Een volgboei drijft aan de oppervlakte en staat tijdens de gehele duik in verbinding met de duikers. Eén volgboei per buddypaar is, mits beide duikers met elkaar verbonden zijn door een buddylijn, voldoende.
Volgelaatsmasker
Indien de duiker gebruik maakt van een volgelaatsmasker verdient het aanbeveling naast de alternatieve luchtvoorziening een normale duikbril bij zich te hebben voor noodsituaties.
Het gebruik van een volgelaatsmasker vereist extra kennis en vaardigheden.
Wrakduiken
Voor wrakduiken is meer kennis en ervaring nodig dan in de reguliere brevetopleidingen wordt aangeleerd.
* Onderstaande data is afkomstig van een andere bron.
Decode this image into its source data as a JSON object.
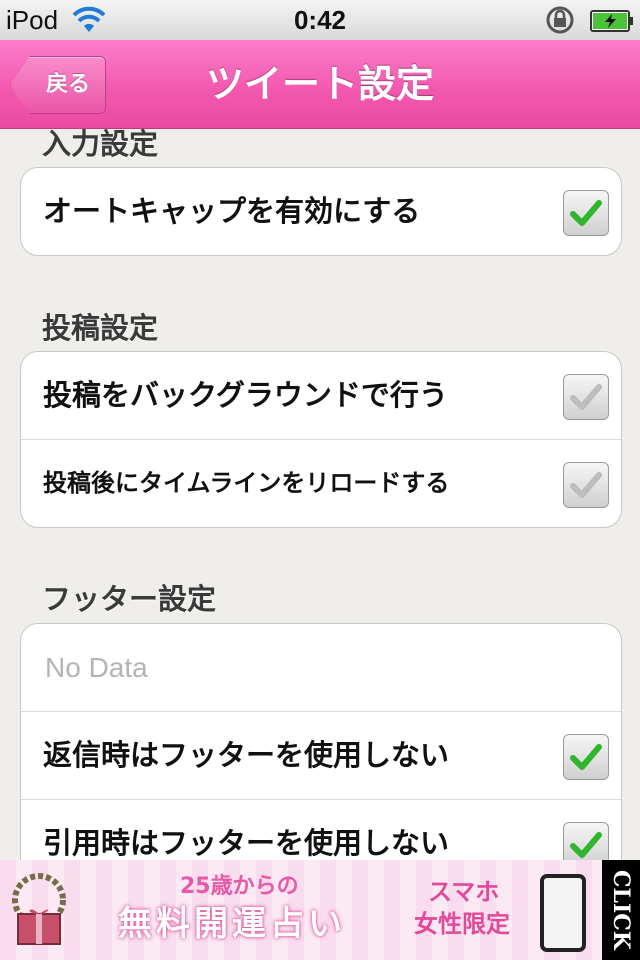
{
  "status_bar": {
    "carrier": "iPod",
    "time": "0:42"
  },
  "nav": {
    "back_label": "戻る",
    "title": "ツイート設定"
  },
  "sections": {
    "input": {
      "title": "入力設定",
      "rows": [
        {
          "label": "オートキャップを有効にする",
          "checked": true,
          "enabled": true
        }
      ]
    },
    "post": {
      "title": "投稿設定",
      "rows": [
        {
          "label": "投稿をバックグラウンドで行う",
          "checked": true,
          "enabled": false
        },
        {
          "label": "投稿後にタイムラインをリロードする",
          "checked": true,
          "enabled": false
        }
      ]
    },
    "footer": {
      "title": "フッター設定",
      "placeholder": "No Data",
      "rows": [
        {
          "label": "返信時はフッターを使用しない",
          "checked": true,
          "enabled": true
        },
        {
          "label": "引用時はフッターを使用しない",
          "checked": true,
          "enabled": true
        }
      ]
    }
  },
  "ad": {
    "line1": "25歳からの",
    "line2": "無料開運占い",
    "line3": "スマホ",
    "line4": "女性限定",
    "click": "CLICK"
  },
  "colors": {
    "navbar": "#f359b0",
    "check_enabled": "#2fb52f",
    "check_disabled": "#bdbdbd"
  }
}
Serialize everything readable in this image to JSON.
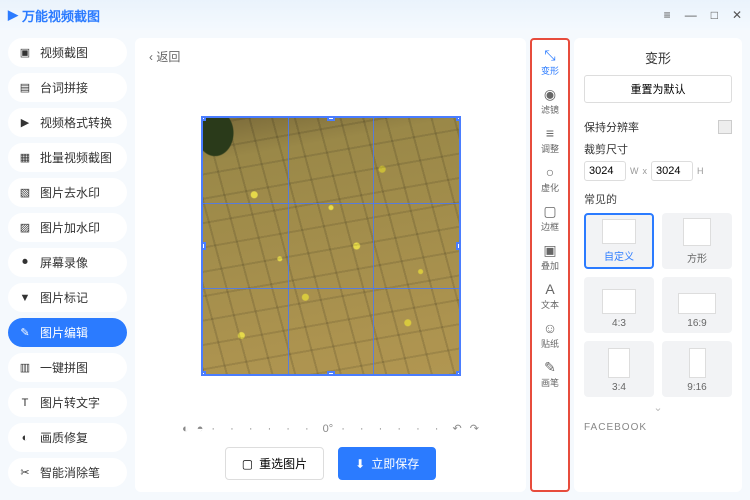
{
  "app": {
    "title": "万能视频截图"
  },
  "window": {
    "menu": "≡",
    "min": "—",
    "max": "□",
    "close": "✕"
  },
  "sidebar": {
    "items": [
      {
        "label": "视频截图",
        "icon": "▣"
      },
      {
        "label": "台词拼接",
        "icon": "▤"
      },
      {
        "label": "视频格式转换",
        "icon": "▶"
      },
      {
        "label": "批量视频截图",
        "icon": "▦"
      },
      {
        "label": "图片去水印",
        "icon": "▧"
      },
      {
        "label": "图片加水印",
        "icon": "▨"
      },
      {
        "label": "屏幕录像",
        "icon": "⏺"
      },
      {
        "label": "图片标记",
        "icon": "▼"
      },
      {
        "label": "图片编辑",
        "icon": "✎"
      },
      {
        "label": "一键拼图",
        "icon": "▥"
      },
      {
        "label": "图片转文字",
        "icon": "T"
      },
      {
        "label": "画质修复",
        "icon": "◐"
      },
      {
        "label": "智能消除笔",
        "icon": "✂"
      }
    ]
  },
  "content": {
    "back": "返回",
    "rotation": "0°",
    "reselect": "重选图片",
    "save": "立即保存"
  },
  "tools": [
    {
      "label": "变形",
      "icon": "⤡"
    },
    {
      "label": "滤镜",
      "icon": "◉"
    },
    {
      "label": "调整",
      "icon": "≡"
    },
    {
      "label": "虚化",
      "icon": "○"
    },
    {
      "label": "边框",
      "icon": "▢"
    },
    {
      "label": "叠加",
      "icon": "▣"
    },
    {
      "label": "文本",
      "icon": "A"
    },
    {
      "label": "贴纸",
      "icon": "☺"
    },
    {
      "label": "画笔",
      "icon": "✎"
    }
  ],
  "panel": {
    "title": "变形",
    "reset": "重置为默认",
    "keep_ratio": "保持分辨率",
    "crop_size_label": "裁剪尺寸",
    "width": "3024",
    "height": "3024",
    "w": "W",
    "x": "x",
    "h": "H",
    "common": "常见的",
    "presets": [
      {
        "label": "自定义"
      },
      {
        "label": "方形"
      },
      {
        "label": "4:3"
      },
      {
        "label": "16:9"
      },
      {
        "label": "3:4"
      },
      {
        "label": "9:16"
      }
    ],
    "facebook": "FACEBOOK"
  }
}
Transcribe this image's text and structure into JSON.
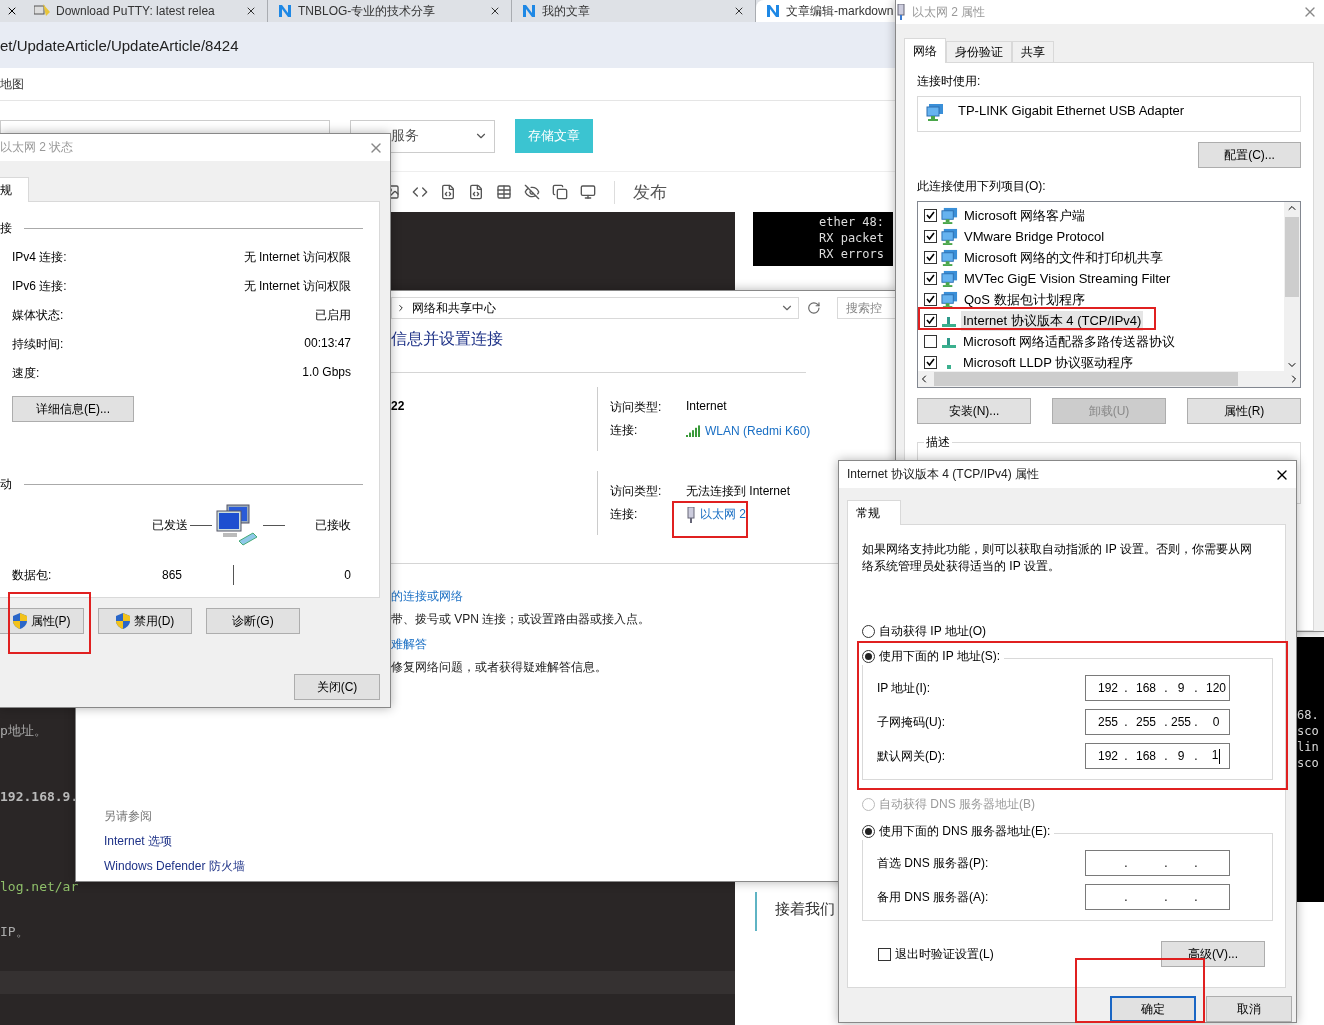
{
  "browser": {
    "tabs": [
      {
        "label": "Download PuTTY: latest relea",
        "kind": "putty",
        "selected": false
      },
      {
        "label": "TNBLOG-专业的技术分享",
        "kind": "blog",
        "selected": false
      },
      {
        "label": "我的文章",
        "kind": "blog",
        "selected": false
      },
      {
        "label": "文章编辑-markdown",
        "kind": "blog",
        "selected": true
      }
    ],
    "address": "et/UpdateArticle/UpdateArticle/8424",
    "nav": [
      "地图"
    ],
    "category_select": "服务",
    "save_button": "存储文章",
    "publish": "发布",
    "editor_lines": [
      {
        "text": "p地址。",
        "kind": "plain"
      },
      {
        "text": "192.168.9.",
        "kind": "number"
      },
      {
        "text": "log.net/ar",
        "kind": "link"
      },
      {
        "text": "IP。",
        "kind": "plain"
      }
    ],
    "terminal_lines": [
      "ether 48:",
      "RX packet",
      "RX errors"
    ],
    "terminal_lines_2": [
      "68.",
      "sco",
      "lin",
      "sco"
    ],
    "preview_quote": "接着我们"
  },
  "network_center": {
    "breadcrumb": "网络和共享中心",
    "search": {
      "placeholder": "搜索控"
    },
    "heading": "信息并设置连接",
    "network_name": "22",
    "connections": [
      {
        "access_label": "访问类型:",
        "access": "Internet",
        "conn_label": "连接:",
        "conn": "WLAN (Redmi K60)",
        "kind": "wifi"
      },
      {
        "access_label": "访问类型:",
        "access": "无法连接到 Internet",
        "conn_label": "连接:",
        "conn": "以太网 2",
        "kind": "ethernet"
      }
    ],
    "tasks": [
      {
        "link": "的连接或网络",
        "desc": "带、拨号或 VPN 连接；或设置路由器或接入点。"
      },
      {
        "link": "难解答",
        "desc": "修复网络问题，或者获得疑难解答信息。"
      }
    ],
    "see_also": {
      "title": "另请参阅",
      "links": [
        "Internet 选项",
        "Windows Defender 防火墙"
      ]
    }
  },
  "status_dialog": {
    "title": "以太网 2 状态",
    "tabs": [
      {
        "label": "规",
        "selected": true
      }
    ],
    "section_connection": "接",
    "rows": [
      {
        "label": "IPv4 连接:",
        "value": "无 Internet 访问权限"
      },
      {
        "label": "IPv6 连接:",
        "value": "无 Internet 访问权限"
      },
      {
        "label": "媒体状态:",
        "value": "已启用"
      },
      {
        "label": "持续时间:",
        "value": "00:13:47"
      },
      {
        "label": "速度:",
        "value": "1.0 Gbps"
      }
    ],
    "details_button": "详细信息(E)...",
    "section_activity": "动",
    "sent_label": "已发送",
    "received_label": "已接收",
    "packets_label": "数据包:",
    "packets_sent": "865",
    "packets_received": "0",
    "buttons": [
      {
        "label": "属性(P)",
        "shield": true
      },
      {
        "label": "禁用(D)",
        "shield": true
      },
      {
        "label": "诊断(G)",
        "shield": false
      }
    ],
    "close_button": "关闭(C)"
  },
  "properties_dialog": {
    "title": "以太网 2 属性",
    "tabs": [
      {
        "label": "网络",
        "selected": true
      },
      {
        "label": "身份验证",
        "selected": false
      },
      {
        "label": "共享",
        "selected": false
      }
    ],
    "connect_using_label": "连接时使用:",
    "adapter": "TP-LINK Gigabit Ethernet USB Adapter",
    "configure_button": "配置(C)...",
    "items_label": "此连接使用下列项目(O):",
    "items": [
      {
        "label": "Microsoft 网络客户端",
        "checked": true,
        "selected": false,
        "kind": "client"
      },
      {
        "label": "VMware Bridge Protocol",
        "checked": true,
        "selected": false,
        "kind": "service"
      },
      {
        "label": "Microsoft 网络的文件和打印机共享",
        "checked": true,
        "selected": false,
        "kind": "service"
      },
      {
        "label": "MVTec GigE Vision Streaming Filter",
        "checked": true,
        "selected": false,
        "kind": "service"
      },
      {
        "label": "QoS 数据包计划程序",
        "checked": true,
        "selected": false,
        "kind": "service"
      },
      {
        "label": "Internet 协议版本 4 (TCP/IPv4)",
        "checked": true,
        "selected": true,
        "kind": "protocol"
      },
      {
        "label": "Microsoft 网络适配器多路传送器协议",
        "checked": false,
        "selected": false,
        "kind": "protocol"
      },
      {
        "label": "Microsoft LLDP 协议驱动程序",
        "checked": true,
        "selected": false,
        "kind": "driver"
      }
    ],
    "buttons": [
      {
        "label": "安装(N)...",
        "disabled": false
      },
      {
        "label": "卸载(U)",
        "disabled": true
      },
      {
        "label": "属性(R)",
        "disabled": false
      }
    ],
    "description_label": "描述"
  },
  "tcpip_dialog": {
    "title": "Internet 协议版本 4 (TCP/IPv4) 属性",
    "tabs": [
      {
        "label": "常规",
        "selected": true
      }
    ],
    "intro": "如果网络支持此功能，则可以获取自动指派的 IP 设置。否则，你需要从网络系统管理员处获得适当的 IP 设置。",
    "ip_auto": {
      "label": "自动获得 IP 地址(O)",
      "selected": false,
      "disabled": false
    },
    "ip_manual": {
      "label": "使用下面的 IP 地址(S):",
      "selected": true
    },
    "ip_fields": [
      {
        "label": "IP 地址(I):",
        "octets": [
          "192",
          "168",
          "9",
          "120"
        ],
        "separator": "."
      },
      {
        "label": "子网掩码(U):",
        "octets": [
          "255",
          "255",
          "255",
          "0"
        ],
        "separator": "."
      },
      {
        "label": "默认网关(D):",
        "octets": [
          "192",
          "168",
          "9",
          "1"
        ],
        "separator": ".",
        "focused": true
      }
    ],
    "dns_auto": {
      "label": "自动获得 DNS 服务器地址(B)",
      "selected": false,
      "disabled": true
    },
    "dns_manual": {
      "label": "使用下面的 DNS 服务器地址(E):",
      "selected": true
    },
    "dns_fields": [
      {
        "label": "首选 DNS 服务器(P):",
        "separator": "."
      },
      {
        "label": "备用 DNS 服务器(A):",
        "separator": "."
      }
    ],
    "validate": {
      "label": "退出时验证设置(L)",
      "checked": false
    },
    "advanced_button": "高级(V)...",
    "ok_button": "确定",
    "cancel_button": "取消"
  }
}
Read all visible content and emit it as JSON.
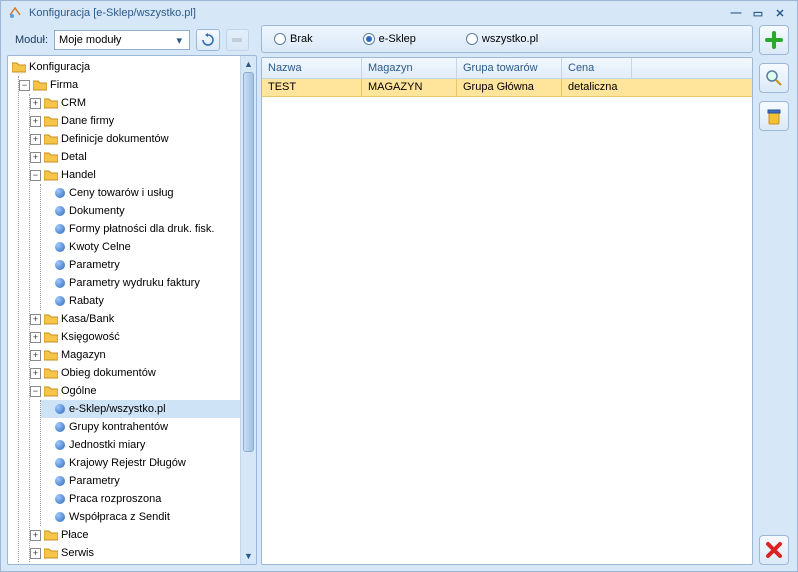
{
  "window_title": "Konfiguracja [e-Sklep/wszystko.pl]",
  "module_label": "Moduł:",
  "module_value": "Moje moduły",
  "radios": {
    "brak": "Brak",
    "esklep": "e-Sklep",
    "wszystko": "wszystko.pl"
  },
  "grid": {
    "headers": {
      "c1": "Nazwa",
      "c2": "Magazyn",
      "c3": "Grupa towarów",
      "c4": "Cena"
    },
    "row": {
      "c1": "TEST",
      "c2": "MAGAZYN",
      "c3": "Grupa Główna",
      "c4": "detaliczna"
    }
  },
  "tree": {
    "root": "Konfiguracja",
    "firma": "Firma",
    "crm": "CRM",
    "dane_firmy": "Dane firmy",
    "def_dok": "Definicje dokumentów",
    "detal": "Detal",
    "handel": "Handel",
    "ceny": "Ceny towarów i usług",
    "dokumenty": "Dokumenty",
    "formy": "Formy płatności dla druk. fisk.",
    "kwoty": "Kwoty Celne",
    "parametry": "Parametry",
    "param_wf": "Parametry wydruku faktury",
    "rabaty": "Rabaty",
    "kasa": "Kasa/Bank",
    "ksieg": "Księgowość",
    "magazyn": "Magazyn",
    "obieg": "Obieg dokumentów",
    "ogolne": "Ogólne",
    "esklep": "e-Sklep/wszystko.pl",
    "grupy": "Grupy kontrahentów",
    "jednostki": "Jednostki miary",
    "krd": "Krajowy Rejestr Długów",
    "parametry2": "Parametry",
    "praca": "Praca rozproszona",
    "sendit": "Współpraca z Sendit",
    "place": "Płace",
    "serwis": "Serwis"
  }
}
Bij de NOB is daarvoor de specialisatie Wrakduiken.
Wrakpenetratie is een aparte discipline die valt onder duiken in afgesloten ruimten.
Plaatsbepaling en bepaling van de stroming ter plaatse is kennis die voor wrakduiken moet worden aangeleerd in een specialisatie.
Zuurstof
Een slachtoffer van een duikongeval 100% zuurstof toedienen, is erkende eerste hulp bij duikongevallen en kan ernstiger schade voorkomen.
Het is geen medisch handelen en iedere ter zake geïnstrueerd persoon is ertoe bevoegd.
Het mag echter nooit in de plaats van een hyperbare zuurstofbehandeling gedaan worden.
Omdat bij een decompressieongeval vaak beide duikers van een buddypaar betrokken zijn, wordt aangeraden een zuurstofkoffer zodanig in te richten dat men in staat is twee duikers gelijktijdig zuurstof toe te dienen.
Aanbevolen wordt de voorraad zuurstof af te stemmen op de te overbruggen tijd tot hulpverlening ter plaatse is.
Zuurstof geven aan een slachtoffer van een duikongeval is bedoeld om te voorkomen dat de verschijnselen toe gaan nemen. Definitief herstel kan alleen worden bereikt na een behandeling in een recompressietank.
Bij duiken op Nederlands grondgebied kan ervan uit worden gegaan dat een ambulance binnen een kwartier ter plaatse kan zijn. Bij duiken op de Noordzee of op ruime binnenwateren is deze tijd aanzienlijk langer.